#  > > >  >  > Форум >  > > >  >  > Контакты >  > > >  >  > Буддийские центры >  > > >  >  >  Реально ли создать общину?

## Eugeny

Вот интересно реально ли создать общину например в Воронежской области в каком нибудь лесу?Если да то подскажите как,и по поводу суровых русских морозов допустим община будет постоянная,и будет жить на то,что будет выращивать,а денег община зарабатывать не будет,будет жить на подаяния,сразу понятно,что никакие местные жители пожертвований в эту буддийскую общину(монастырь)  делать не будет,а делать будет ближайшей РПЦ церкви,так что вариант с покупкой пуховиков со времени износа отлетает.В лесу наверное разве что яблоки можно посадить, и все их в погреб складывать,что бы зимой было что есть,по поводу картошки не знаю,растет она в лесу или нет.Купаться можно у ближайшей речки,а зимой холодным снегом обтираться.Что бы одежда дольше существовала на монахах какой материал должен быть?Вообщем кто может что подсказать по поводу создания общины в Российских условиях подскажите.

----------


## Буль

> Вот интересно реально ли создать общину например в Воронежской области в каком нибудь лесу?


Зачем?




> денег община зарабатывать не будет,будет жить на подаяния


Мысль хорошая.
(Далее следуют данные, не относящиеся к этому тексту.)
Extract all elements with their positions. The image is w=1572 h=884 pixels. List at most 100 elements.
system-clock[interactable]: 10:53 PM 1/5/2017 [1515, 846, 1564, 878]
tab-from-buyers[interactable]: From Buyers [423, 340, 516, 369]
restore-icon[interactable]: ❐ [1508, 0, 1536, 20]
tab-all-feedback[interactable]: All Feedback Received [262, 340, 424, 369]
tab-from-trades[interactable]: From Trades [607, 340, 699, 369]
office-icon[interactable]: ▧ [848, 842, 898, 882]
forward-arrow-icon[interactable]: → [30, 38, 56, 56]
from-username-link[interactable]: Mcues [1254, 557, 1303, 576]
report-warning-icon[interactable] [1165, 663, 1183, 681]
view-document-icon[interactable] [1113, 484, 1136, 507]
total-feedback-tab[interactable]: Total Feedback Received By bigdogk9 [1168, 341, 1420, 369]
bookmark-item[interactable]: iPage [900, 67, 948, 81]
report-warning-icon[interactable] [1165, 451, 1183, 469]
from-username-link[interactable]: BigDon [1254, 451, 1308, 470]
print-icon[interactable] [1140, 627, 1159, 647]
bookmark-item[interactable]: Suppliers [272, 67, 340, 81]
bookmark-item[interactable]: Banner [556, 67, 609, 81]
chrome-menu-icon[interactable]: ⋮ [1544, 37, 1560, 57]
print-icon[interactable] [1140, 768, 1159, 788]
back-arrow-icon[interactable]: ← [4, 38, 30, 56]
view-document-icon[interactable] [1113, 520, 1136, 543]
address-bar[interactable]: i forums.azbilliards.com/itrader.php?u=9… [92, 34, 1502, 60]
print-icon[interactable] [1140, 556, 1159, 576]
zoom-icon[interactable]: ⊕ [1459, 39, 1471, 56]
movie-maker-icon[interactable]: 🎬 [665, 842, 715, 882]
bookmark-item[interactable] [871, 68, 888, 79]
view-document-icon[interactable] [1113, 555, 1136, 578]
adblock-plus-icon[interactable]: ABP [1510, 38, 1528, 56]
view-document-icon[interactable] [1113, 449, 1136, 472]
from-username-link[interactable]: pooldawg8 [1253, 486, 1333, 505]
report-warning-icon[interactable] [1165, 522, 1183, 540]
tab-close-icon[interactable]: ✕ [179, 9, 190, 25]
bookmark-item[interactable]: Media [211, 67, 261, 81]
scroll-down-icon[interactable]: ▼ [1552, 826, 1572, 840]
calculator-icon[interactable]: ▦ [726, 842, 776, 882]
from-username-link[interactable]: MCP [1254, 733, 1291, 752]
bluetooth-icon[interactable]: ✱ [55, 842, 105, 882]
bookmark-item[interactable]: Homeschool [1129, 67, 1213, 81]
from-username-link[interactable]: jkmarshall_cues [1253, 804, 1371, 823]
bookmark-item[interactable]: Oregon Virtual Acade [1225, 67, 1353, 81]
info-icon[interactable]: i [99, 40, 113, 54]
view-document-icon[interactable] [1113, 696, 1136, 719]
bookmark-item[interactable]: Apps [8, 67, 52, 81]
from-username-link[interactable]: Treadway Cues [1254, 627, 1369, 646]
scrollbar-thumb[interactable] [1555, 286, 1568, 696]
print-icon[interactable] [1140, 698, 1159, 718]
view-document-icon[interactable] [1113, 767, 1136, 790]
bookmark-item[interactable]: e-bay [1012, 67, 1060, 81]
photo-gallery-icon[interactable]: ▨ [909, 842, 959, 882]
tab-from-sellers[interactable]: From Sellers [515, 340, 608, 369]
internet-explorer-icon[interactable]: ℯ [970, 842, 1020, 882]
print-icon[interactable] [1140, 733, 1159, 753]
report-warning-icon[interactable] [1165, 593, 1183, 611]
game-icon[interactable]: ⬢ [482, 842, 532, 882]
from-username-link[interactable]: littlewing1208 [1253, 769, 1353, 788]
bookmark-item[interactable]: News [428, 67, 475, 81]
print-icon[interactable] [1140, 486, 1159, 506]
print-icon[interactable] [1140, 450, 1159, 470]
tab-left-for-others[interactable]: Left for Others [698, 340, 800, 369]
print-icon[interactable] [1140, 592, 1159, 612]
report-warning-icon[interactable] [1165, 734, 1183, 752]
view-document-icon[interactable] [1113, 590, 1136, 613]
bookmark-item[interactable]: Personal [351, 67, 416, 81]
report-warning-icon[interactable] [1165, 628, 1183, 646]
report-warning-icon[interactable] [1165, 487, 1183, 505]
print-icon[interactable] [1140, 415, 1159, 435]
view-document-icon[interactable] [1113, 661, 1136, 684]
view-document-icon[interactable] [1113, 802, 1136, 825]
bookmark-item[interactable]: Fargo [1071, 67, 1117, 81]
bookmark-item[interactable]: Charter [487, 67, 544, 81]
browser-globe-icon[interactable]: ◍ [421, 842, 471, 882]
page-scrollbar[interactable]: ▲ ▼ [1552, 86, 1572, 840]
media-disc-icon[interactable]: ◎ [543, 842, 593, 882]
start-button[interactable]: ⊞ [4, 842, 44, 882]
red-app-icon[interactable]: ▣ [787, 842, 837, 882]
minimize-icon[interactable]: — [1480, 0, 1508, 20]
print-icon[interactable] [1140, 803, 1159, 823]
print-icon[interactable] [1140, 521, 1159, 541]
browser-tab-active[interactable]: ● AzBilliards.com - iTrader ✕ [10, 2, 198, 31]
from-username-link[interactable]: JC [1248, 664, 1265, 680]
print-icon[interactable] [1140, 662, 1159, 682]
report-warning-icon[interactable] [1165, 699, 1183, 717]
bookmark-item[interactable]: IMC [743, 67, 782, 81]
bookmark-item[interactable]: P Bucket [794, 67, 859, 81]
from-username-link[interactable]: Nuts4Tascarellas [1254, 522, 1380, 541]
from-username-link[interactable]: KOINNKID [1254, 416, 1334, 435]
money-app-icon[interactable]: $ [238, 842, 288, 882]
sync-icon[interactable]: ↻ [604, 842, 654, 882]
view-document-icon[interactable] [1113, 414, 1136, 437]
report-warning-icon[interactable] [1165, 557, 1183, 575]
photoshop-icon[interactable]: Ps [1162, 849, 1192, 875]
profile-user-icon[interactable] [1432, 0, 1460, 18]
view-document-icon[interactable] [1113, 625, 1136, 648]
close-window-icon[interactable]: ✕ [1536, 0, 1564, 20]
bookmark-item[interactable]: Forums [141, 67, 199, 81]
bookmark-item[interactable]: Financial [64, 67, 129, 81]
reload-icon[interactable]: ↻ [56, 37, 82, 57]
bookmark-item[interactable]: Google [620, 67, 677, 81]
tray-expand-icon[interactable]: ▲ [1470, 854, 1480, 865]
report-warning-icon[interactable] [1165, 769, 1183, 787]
Хотя и не новая.




> по поводу картошки не знаю,растет она в лесу или нет.


По поводу картошки придётся разговаривать с лесником на предмет самовольной вырубки леса.




> Вообщем кто может что подсказать по поводу создания общины в Российских условиях подскажите.


См. в Интернете "Быт староверов-отшельников"

----------

Велеслав (18.11.2011), Цхултрим Тращи (11.11.2011)

----------


## Eugeny

> Зачем?
> 
> 
> 
> Мысль хорошая. Хотя и не новая.
> 
> 
> 
> По поводу картошки придётся разговаривать с лесником на предмет самовольной вырубки леса.
> ...


а если в лесу нет лесника?

----------


## Буль

> а если в лесу нет лесника?


Лесник не обязан находиться в лесу. Лесной кодекс почитайте.

----------

Bob (11.11.2011), PampKin Head (13.11.2011), Велеслав (18.11.2011), Еше Нинбо (11.11.2011), Цхултрим Тращи (11.11.2011)

----------


## Averin

Я бы сходил в лес помедитировать на часик.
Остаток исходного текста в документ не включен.